Translation from the intangible assets of business to those of Special Forces is not much of a leap, nor is it often argued with much vigor that the definitions are much different one from the other. In fact business often borrows best practices from the military as does the military from the business world with respect to intangible asset identification, generation and improvement. Where the argument ensue is in the valuation of these intangibles. Where business must by necessity value everything, including intangibles, in dollars, the military values only expenditures in dollars. Further arguments point to Income as an inappropriate valuation methodology for ODA missions, without substantial reinterpretation, though it could be argued Income is valid in relation to new opportunities made possible by. Despite these arguments, both Market and Cost based valuation are directly appropriate valuation methodologies. In fact the military has a long history of Cost — book based valuation and a nascent understanding of Market — positioning, alliances, preparedness and prestige, all of which an ODA must take into consideration when planning for and conducting any opertion.

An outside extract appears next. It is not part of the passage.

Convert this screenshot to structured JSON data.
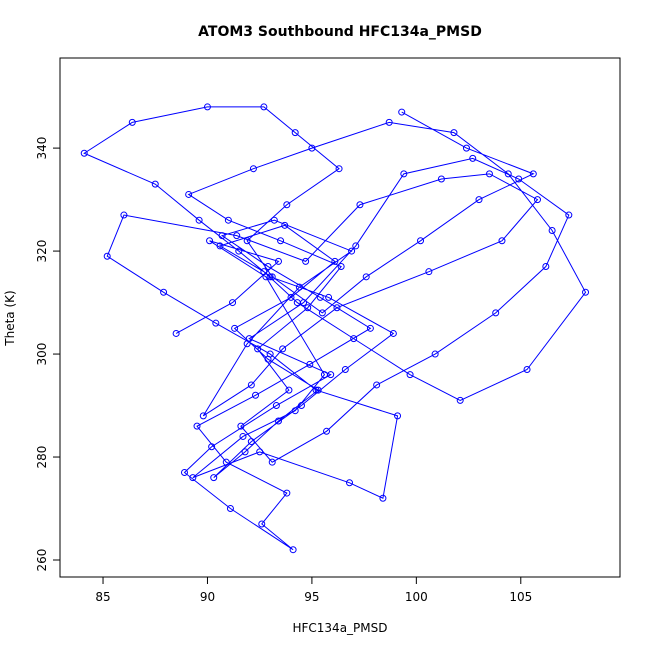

Leading from this, given intangible asset definitions are for the most part translatable and two of the valuation methodologies are appropriate for business and the military, the question becomes one of what this has to do with an ODA. More directly, how does an ODA operate like a startup team. Exactly as a startup team, an ODA, provided only with minimal resources, market intelligence, a mission and timeframe, must devise and execute a sophisticated strategy to convert the inherent Risk and Uncertainty of the marketplace to tangible, and far more so, intangible assets, greatly improving the depth of the asset base and valuation of the assets within a portfolio. And all of this with the absolute requirement to never fail, given unclear mission parameters, substantial environmental — market — related impediments, and while understaffed, underfunded and often in a highly competitive and hostile territory.